Just 30 miles east of the border of Libya, the oasis is remote, but its curious earth architecture, productive olive groves, and vibrant cottage goods – not to mention the nicest, friendliest people you could ever wish to meet – makes it a fairly popular destination among tourists intrepid enough to visit Egypt.
But as Dr. Richard Leakey once told me, living among the Cliffs of Dover is hardly as romantic as visiting; in other words, life is not always so easy in this corner of Egypt, which has access to only the most rudimentary goods and services, and a lot of people still rely on unhealthy sources of energy to maintain their a basic standard of life.
The United Arab Emirates has promised to build a 20MW solar energy plant, according to Egypt Independent. Such a plant can produce 7,000 hours of clean energy per year, which would benefit a large percentage of the population of roughly 23,000-25,000 residents.
Of Berber origin mostly, the people of Siwa are very different than the Gulf Arabs, who have pledged their support to the poor, remote, mostly agricultural community, so there are tribal implications associated with this gift, but Egypt is in no position to turn down any help – regardless of its source – at this turbulent time.
“The governor [of Marsa Matrouh province, Badr Tantawy] expressed his gratitude to the UAE for its support of Egypt,” writes Egypt Independent, “especially after the 30 June protests that resulted in the army ouster of former Muslim Brotherhood President Mohamed Morsy.”
SIWA Oasis can be reached on an overnight bus ride from Cairo, though a car, in this case, might be both cleaner (environmentally speaking) and safer for those who can afford it.
Every time I’ve traveled from Turgoman Station to the sleepy oasis village, the miserable travel experience was made worthwhile by the destination. It is far and away my favorite place to visit, and I am very pleased to know that the UAE has bestowed this gift.
Such philanthropy and good will forms an important part of the Emirati identity.
Although some of the seven emirates that make up the UAE, most notably Abu Dhabi, are spoiled by their oil and natural gas riches, they are quick to share their good fortune in the form of renewable energy generation plants.
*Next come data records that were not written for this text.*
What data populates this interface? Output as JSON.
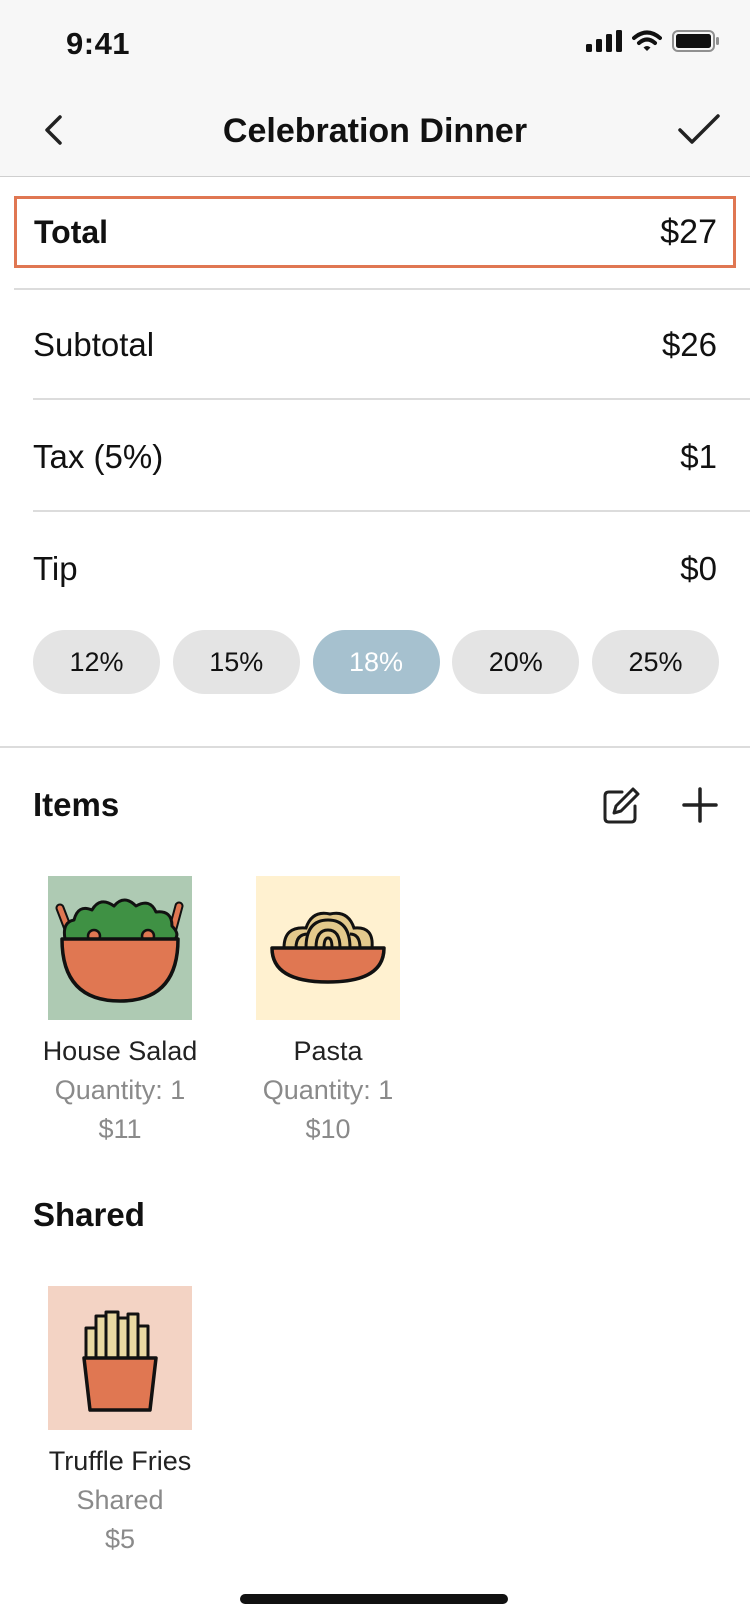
{
  "status_bar": {
    "time": "9:41"
  },
  "nav": {
    "title": "Celebration Dinner"
  },
  "summary": {
    "total_label": "Total",
    "total_value": "$27",
    "subtotal_label": "Subtotal",
    "subtotal_value": "$26",
    "tax_label": "Tax (5%)",
    "tax_value": "$1",
    "tip_label": "Tip",
    "tip_value": "$0"
  },
  "tip_options": [
    "12%",
    "15%",
    "18%",
    "20%",
    "25%"
  ],
  "tip_selected": "18%",
  "items_section": {
    "title": "Items",
    "items": [
      {
        "name": "House Salad",
        "detail": "Quantity: 1",
        "price": "$11",
        "icon": "salad-icon",
        "color": "#aecab3"
      },
      {
        "name": "Pasta",
        "detail": "Quantity: 1",
        "price": "$10",
        "icon": "pasta-icon",
        "color": "#fff1d0"
      }
    ]
  },
  "shared_section": {
    "title": "Shared",
    "items": [
      {
        "name": "Truffle Fries",
        "detail": "Shared",
        "price": "$5",
        "icon": "fries-icon",
        "color": "#f3d3c4"
      }
    ]
  },
  "colors": {
    "accent": "#e07752",
    "tip_selected": "#a6c1cf",
    "tip_default": "#e4e4e4"
  }
}
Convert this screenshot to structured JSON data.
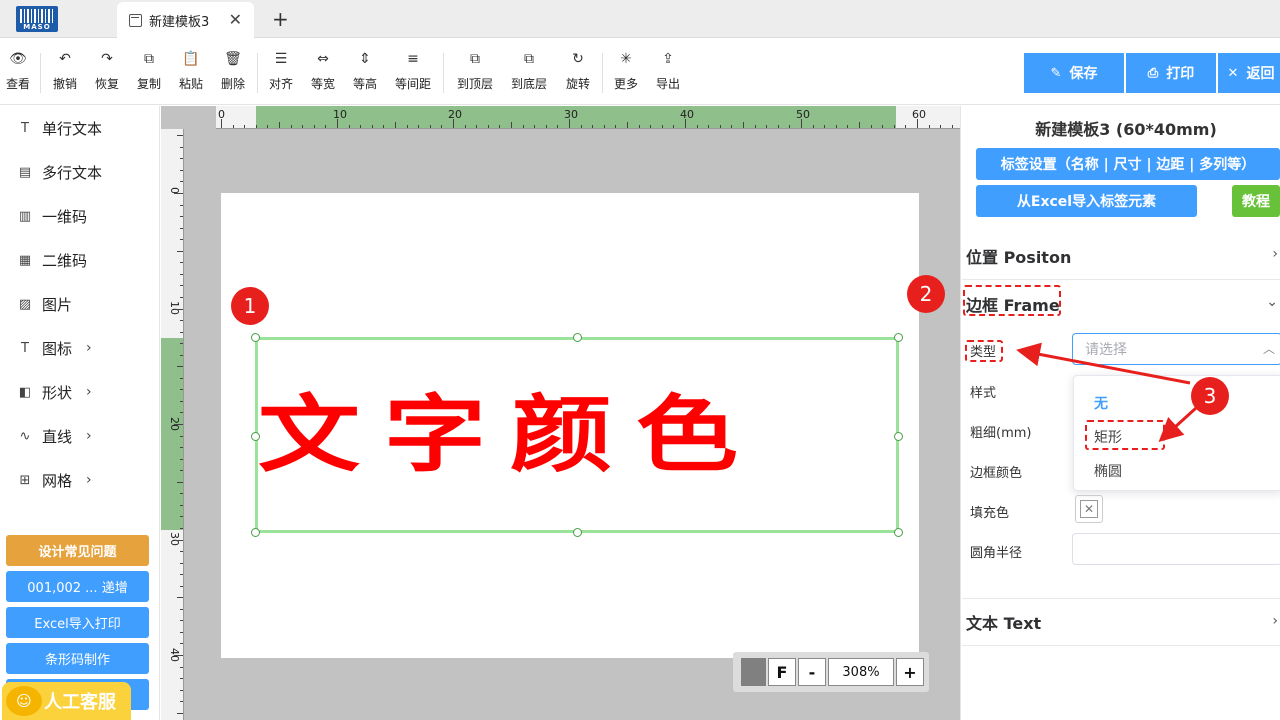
{
  "tab": {
    "title": "新建模板3",
    "close": "✕",
    "new": "+"
  },
  "logo": {
    "text": "MASO"
  },
  "toolbar": {
    "items": [
      {
        "label": "查看",
        "icon": "👁"
      },
      {
        "label": "撤销",
        "icon": "↶"
      },
      {
        "label": "恢复",
        "icon": "↷"
      },
      {
        "label": "复制",
        "icon": "⧉"
      },
      {
        "label": "粘贴",
        "icon": "📋"
      },
      {
        "label": "删除",
        "icon": "🗑"
      },
      {
        "label": "对齐",
        "icon": "☰"
      },
      {
        "label": "等宽",
        "icon": "⇔"
      },
      {
        "label": "等高",
        "icon": "⇕"
      },
      {
        "label": "等间距",
        "icon": "≡"
      },
      {
        "label": "到顶层",
        "icon": "⧉"
      },
      {
        "label": "到底层",
        "icon": "⧉"
      },
      {
        "label": "旋转",
        "icon": "↻"
      },
      {
        "label": "更多",
        "icon": "✳"
      },
      {
        "label": "导出",
        "icon": "⇪"
      }
    ],
    "save": "保存",
    "print": "打印",
    "back": "返回"
  },
  "sidebar": {
    "items": [
      {
        "label": "单行文本",
        "icon": "T"
      },
      {
        "label": "多行文本",
        "icon": "▤"
      },
      {
        "label": "一维码",
        "icon": "▥"
      },
      {
        "label": "二维码",
        "icon": "▦"
      },
      {
        "label": "图片",
        "icon": "▨"
      },
      {
        "label": "图标",
        "icon": "T"
      },
      {
        "label": "形状",
        "icon": "◧"
      },
      {
        "label": "直线",
        "icon": "∿"
      },
      {
        "label": "网格",
        "icon": "⊞"
      }
    ],
    "chevron": "›",
    "buttons": [
      "设计常见问题",
      "001,002 ... 递增",
      "Excel导入打印",
      "条形码制作"
    ],
    "kefu": "人工客服"
  },
  "canvas": {
    "text": "文字颜色",
    "ruler_top": [
      "0",
      "10",
      "20",
      "30",
      "40",
      "50",
      "60"
    ],
    "ruler_left": [
      "0",
      "10",
      "20",
      "30",
      "40"
    ],
    "zoom": {
      "fit": "F",
      "minus": "-",
      "level": "308%",
      "plus": "+"
    }
  },
  "panel": {
    "title": "新建模板3 (60*40mm)",
    "label_settings": "标签设置（名称 | 尺寸 | 边距 | 多列等）",
    "import_excel": "从Excel导入标签元素",
    "tutorial": "教程",
    "sections": {
      "position": "位置 Positon",
      "frame": "边框 Frame",
      "text": "文本 Text"
    },
    "fields": {
      "type": "类型",
      "style": "样式",
      "thickness": "粗细(mm)",
      "border_color": "边框颜色",
      "fill_color": "填充色",
      "radius": "圆角半径"
    },
    "select_placeholder": "请选择",
    "options": [
      "无",
      "矩形",
      "椭圆"
    ]
  },
  "annotations": [
    "1",
    "2",
    "3"
  ],
  "colors": {
    "accent": "#409eff",
    "warning": "#e6a23c",
    "success": "#67c23a",
    "annotation": "#e8201d",
    "text_red": "#ff0000"
  }
}
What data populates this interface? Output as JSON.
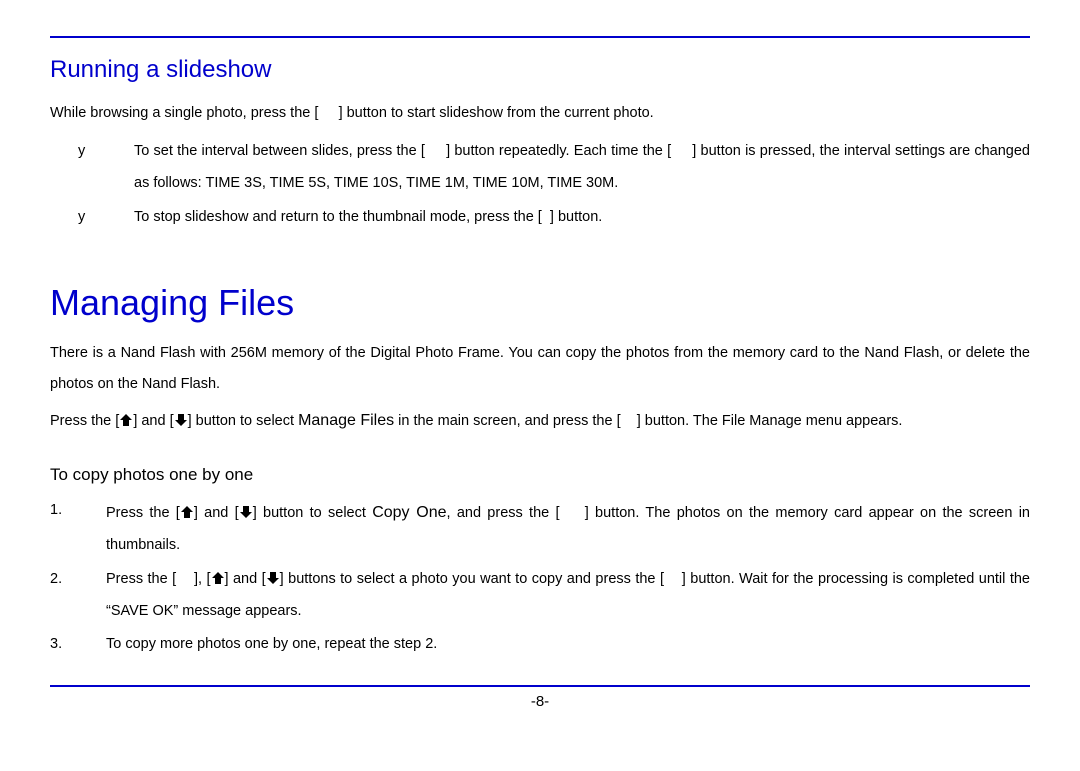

Masdar, for example, has built small solar and wind energy plants not only in the Middle East, but also in the Seychelles, Mauritania, and elsewhere. (They are also responsible for some of the world’s largest clean energy plants in Abu Dhabi, England, and Spain.)
The new plant will be a welcome addition to Siwa Oasis. Even though outsiders would like to see limits to development in order to preserve the special ambience, a 20MW solar plant is not so obtrusive and could greatly enhance quality of life – particularly if the energy produced is fairly distributed.